The talk will briefly mention applications of these ideas to validating distributed system components, and it will illustrate the Common Mathematics Library used by MetaPRL, Nuprl, JProver and other systems, comparing it to Automath's tree of knowledge.



 

Abstract: The design of Automath

N.G. de Bruijn

The goal of the Automath system (developed at Eindhoven from 1967 onwards) was to develop a framework for expressing mathematical theories in a form that enables a computer to verify the correctness. The fundamental idea is that whatever is said correctly, is correct. There is no other norm for correctness.

Unless the language structure is called the logic, the Automath system itself contains no logic and no mathematical foundations. All material necessary for mathematics are to be explained in the books to be written in the language. The rules of the language do not go beyond the ideas of a typed lambda calculus, and it is in terms of such typing that the meaning of notions like "definition", "theorem", "proof", "axiom" have to be understood. A complete book is structured as a collection of nested blocks, where opening a block can be seen as the introduction of a typed variable. Such variables can represent mathematical objects or mathematical proofs, and the reference systems for those emotionally very different entities turn out to be completely similar. That was how the idea of "proofs as objects" got into the system from the start.

Having and interpreting this block structure is the only thing that could be called prerequisite logic.

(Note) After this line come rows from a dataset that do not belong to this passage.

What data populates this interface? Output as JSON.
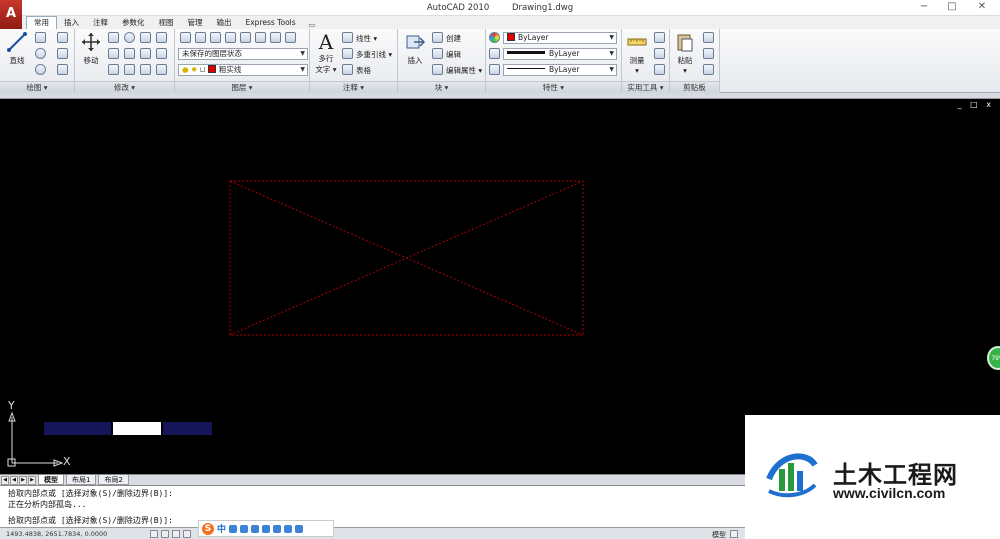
{
  "window": {
    "app_name": "AutoCAD 2010",
    "file_name": "Drawing1.dwg",
    "app_button_icon": "autocad-logo-icon",
    "controls": [
      "−",
      "□",
      "✕"
    ]
  },
  "ribbon_tabs": [
    {
      "label": "常用",
      "active": true
    },
    {
      "label": "插入"
    },
    {
      "label": "注释"
    },
    {
      "label": "参数化"
    },
    {
      "label": "视图"
    },
    {
      "label": "管理"
    },
    {
      "label": "输出"
    },
    {
      "label": "Express Tools"
    }
  ],
  "ribbon_tab_options": "▭",
  "panels": {
    "draw": {
      "label": "绘图",
      "line": "直线"
    },
    "modify": {
      "label": "修改",
      "move": "移动"
    },
    "layer": {
      "label": "图层",
      "layer_state": "未保存的图层状态",
      "current_layer": "粗实线",
      "layer_color": "#e00000"
    },
    "annotation": {
      "label": "注释",
      "mtext": "多行",
      "mtext2": "文字",
      "linear": "线性",
      "mleader": "多重引线",
      "table": "表格"
    },
    "block": {
      "label": "块",
      "insert": "插入",
      "create": "创建",
      "edit": "编辑",
      "edit_attr": "编辑属性"
    },
    "properties": {
      "label": "特性",
      "color": "ByLayer",
      "lineweight": "ByLayer",
      "linetype": "ByLayer",
      "color_swatch": "#e00000"
    },
    "utilities": {
      "label": "实用工具",
      "measure": "测量"
    },
    "clipboard": {
      "label": "剪贴板",
      "paste": "粘贴"
    }
  },
  "canvas": {
    "background": "#000000",
    "entity_color": "#b00000",
    "ucs_x": "X",
    "ucs_y": "Y",
    "controls": "_ □ x",
    "bar_colors": [
      "#15155a",
      "#ffffff",
      "#15155a"
    ]
  },
  "layout_tabs": [
    "模型",
    "布局1",
    "布局2"
  ],
  "command_lines": [
    "拾取内部点或 [选择对象(S)/删除边界(B)]:",
    "正在分析内部孤岛...",
    "拾取内部点或 [选择对象(S)/删除边界(B)]:"
  ],
  "status": {
    "coords": "1493.4838, 2651.7834, 0.0000",
    "model": "模型"
  },
  "ime": {
    "brand": "S",
    "lang": "中"
  },
  "watermark": {
    "cn": "土木工程网",
    "url": "www.civilcn.com"
  },
  "float_badge": "79%"
}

All the rest of logic, and the foundation of mathematics, is book material. Automath presents a novel way of treating logic and its relation to mathematics. The system can be handled in a very natural way, directly derived from our mathematical habits. It can therefore have an educational spin-off. The art of teaching mathematics to students can learn from the precise way in which we have to talk to a machine in this system without logical or mathematical prerequisites.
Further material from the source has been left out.